Because the Amplio approach is based on the first principles of Flow, Lean, and the Theory of Constraints, any part of it can be used to improve other methods, such as Scrum, Kanban, and SAFe.
Amplio is not an extension of the current Agile. Just a few years after the Agile Manifesto Net Objectives shifted into being based on Lean, then included Flow and the Theory of Constraints. Amplio, therefore, has a long, deep heritage. After years of attempting to get Scrum, Kanban, and SAFe to include these approaches Al Shalloway is now bringing Amplio out on its own. It is being rebuilt from scratch since the PMI acquired the Net Objectives IP.
Amplio is based on a different mindset, has different content, and uses different training methods than the popular Agile frameworks. The mindset is the key difference. Amplio covers the entire spectrum of business development.
Mindset | Content | Training methods |
1.  Designed to improve business agility 2.  Based on systems thinking and the first principles of Flow, Lean, and the Theory of Constraints 3. It is based on the full Amplio pattern language 4.  Uses value stream management 5.  Deals with complexity via visibility and quick feedback 6.  Sets up people to think for themselves and not follow a framework | 1. Provides a way to quantify values of stakeholders 2. Minimum Business Increments 3. Provides the factors for effective value streams 4. Provide fit-for-purpose solutions | 1.  Provide ongoing, instructor-led training to learn over a period of months 2.  Provide a way for internal change agents to train their company’s staff |
Amplio@Teams
Amplio@Team is designed to help a team, or small group of teams, learn how to be effective in Agile development. Amplio@Team can also be used to tune a team already doing Scrum, Kanban, or another approach. Depending upon the number and experience of the teams involved, this engagement can take the equivalent of 1-2 days.
Participants are led through some basic Flow, Lean, and Theory of Constraints theory on which Amplio@Team is based. Then the participants use the decision framework in both collaborations with each other and with the engagement leader. A consensus on manifesting the 2 roles, events, artifacts, and guidance required for effective teams is achieved. This decision process ends with documentation of what’s been decided and the rationale for the decisions. Finally, the decision framework and other Miro boards are provided to the engaging teams for continuous improvement.
Amplio@Scale
Amplio@Scale is designed to help small to midsize organizations improve their ability to deliver value to their clients while improving the quality of life of their employees. Two Amplio@Scale workshops are being offered – Amplio@Midscale and Amplio@ForSAFe.

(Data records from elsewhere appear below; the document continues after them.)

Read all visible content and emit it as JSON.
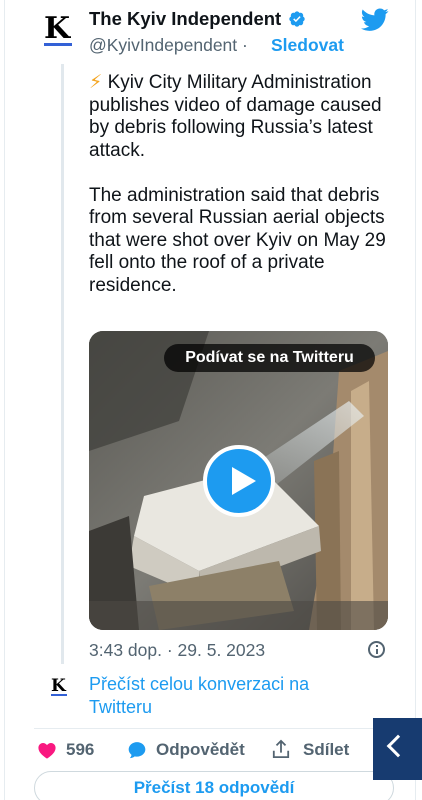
{
  "author": {
    "name": "The Kyiv Independent",
    "handle": "@KyivIndependent",
    "separator": "·",
    "follow_label": "Sledovat",
    "avatar_letter": "K",
    "avatar_bar_color": "#3361d6"
  },
  "tweet": {
    "bolt": "⚡",
    "paragraph_1": "Kyiv City Military Administration publishes video of damage caused by debris following Russia’s latest attack.",
    "paragraph_2": "The administration said that debris from several Russian aerial objects that were shot over Kyiv on May 29 fell onto the roof of a private residence.",
    "timestamp": "3:43 dop. · 29. 5. 2023"
  },
  "media": {
    "watch_label": "Podívat se na Twitteru",
    "play_icon": "play-icon"
  },
  "conversation": {
    "link_label": "Přečíst celou konverzaci na Twitteru"
  },
  "actions": {
    "like_count": "596",
    "reply_label": "Odpovědět",
    "share_label": "Sdílet"
  },
  "footer": {
    "read_replies_label": "Přečíst 18 odpovědí"
  },
  "colors": {
    "accent": "#1d9bf0",
    "like": "#f91880",
    "muted": "#536471",
    "back_tab": "#173b70"
  }
}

Both work essentially the same way, but the Midscale engagement takes an organization from ground zero, so to speak, in learning Agile while the Amplio@ForSAFe takes advantage of their current SAFe adoption.
While companies are different, there are many objectives they must take to be effective. These include effective budgeting, timely allocation of funds, identifying what would be of value to their customers, how teams decide what to work on, and more. In addition, some companies have additional external constraints such as government regulation or more internal complexity such as integrating hardware and software.

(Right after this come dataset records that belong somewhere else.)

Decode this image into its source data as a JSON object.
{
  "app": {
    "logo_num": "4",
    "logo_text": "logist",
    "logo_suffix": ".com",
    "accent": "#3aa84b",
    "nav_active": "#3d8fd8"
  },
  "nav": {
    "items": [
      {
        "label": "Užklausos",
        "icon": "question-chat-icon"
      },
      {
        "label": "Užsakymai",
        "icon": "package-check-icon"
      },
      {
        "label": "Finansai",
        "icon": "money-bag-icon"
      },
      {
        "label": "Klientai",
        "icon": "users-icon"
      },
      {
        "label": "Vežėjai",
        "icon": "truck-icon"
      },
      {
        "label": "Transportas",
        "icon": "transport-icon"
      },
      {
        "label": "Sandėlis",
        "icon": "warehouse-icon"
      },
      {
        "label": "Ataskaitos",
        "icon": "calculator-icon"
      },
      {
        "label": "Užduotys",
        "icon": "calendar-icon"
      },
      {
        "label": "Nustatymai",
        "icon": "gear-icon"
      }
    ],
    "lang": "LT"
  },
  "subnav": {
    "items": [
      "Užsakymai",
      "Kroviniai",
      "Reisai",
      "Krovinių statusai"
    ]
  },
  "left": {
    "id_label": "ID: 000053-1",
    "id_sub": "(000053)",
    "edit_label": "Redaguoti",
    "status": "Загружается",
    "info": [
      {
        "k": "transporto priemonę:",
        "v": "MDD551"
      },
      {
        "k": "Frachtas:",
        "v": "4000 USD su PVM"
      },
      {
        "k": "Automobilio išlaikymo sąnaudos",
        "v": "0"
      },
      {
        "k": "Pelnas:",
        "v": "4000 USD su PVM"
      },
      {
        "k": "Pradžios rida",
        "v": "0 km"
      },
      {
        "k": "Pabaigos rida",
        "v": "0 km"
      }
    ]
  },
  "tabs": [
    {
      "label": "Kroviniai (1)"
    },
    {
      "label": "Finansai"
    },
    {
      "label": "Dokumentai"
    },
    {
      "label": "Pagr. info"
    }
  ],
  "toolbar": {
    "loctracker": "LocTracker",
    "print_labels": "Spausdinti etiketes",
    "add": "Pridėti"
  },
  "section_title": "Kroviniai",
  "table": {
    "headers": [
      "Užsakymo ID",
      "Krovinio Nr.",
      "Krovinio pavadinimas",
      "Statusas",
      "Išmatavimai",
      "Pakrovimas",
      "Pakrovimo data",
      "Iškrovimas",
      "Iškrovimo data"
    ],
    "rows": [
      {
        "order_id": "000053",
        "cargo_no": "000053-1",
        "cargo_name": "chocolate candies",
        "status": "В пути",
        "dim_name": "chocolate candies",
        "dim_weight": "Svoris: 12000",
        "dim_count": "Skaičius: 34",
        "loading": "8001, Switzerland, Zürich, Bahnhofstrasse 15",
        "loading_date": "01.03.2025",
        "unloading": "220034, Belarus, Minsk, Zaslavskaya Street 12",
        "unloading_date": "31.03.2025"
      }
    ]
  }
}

Amplio@Scale takes a value workflow (often called a value stream) approach. Flow, Lean, and systems thinking tell us that starting anywhere except for an entire value stream will be, at best, a partial solution. Amplio@Scale borrows from the best practices of Kanban, LeSS, SAFe and Disciplined Agile’s FLEX to identify what an organization needs to do to have effective value delivery. The collaborative engagement centers around creating a tailored approach for selected value streams that may compromise some or all of the organization involved.
This decision process ends with documentation of what’s been decided. The decision framework and other Miro boards are provided to the engaging teams to use for continuous improvement.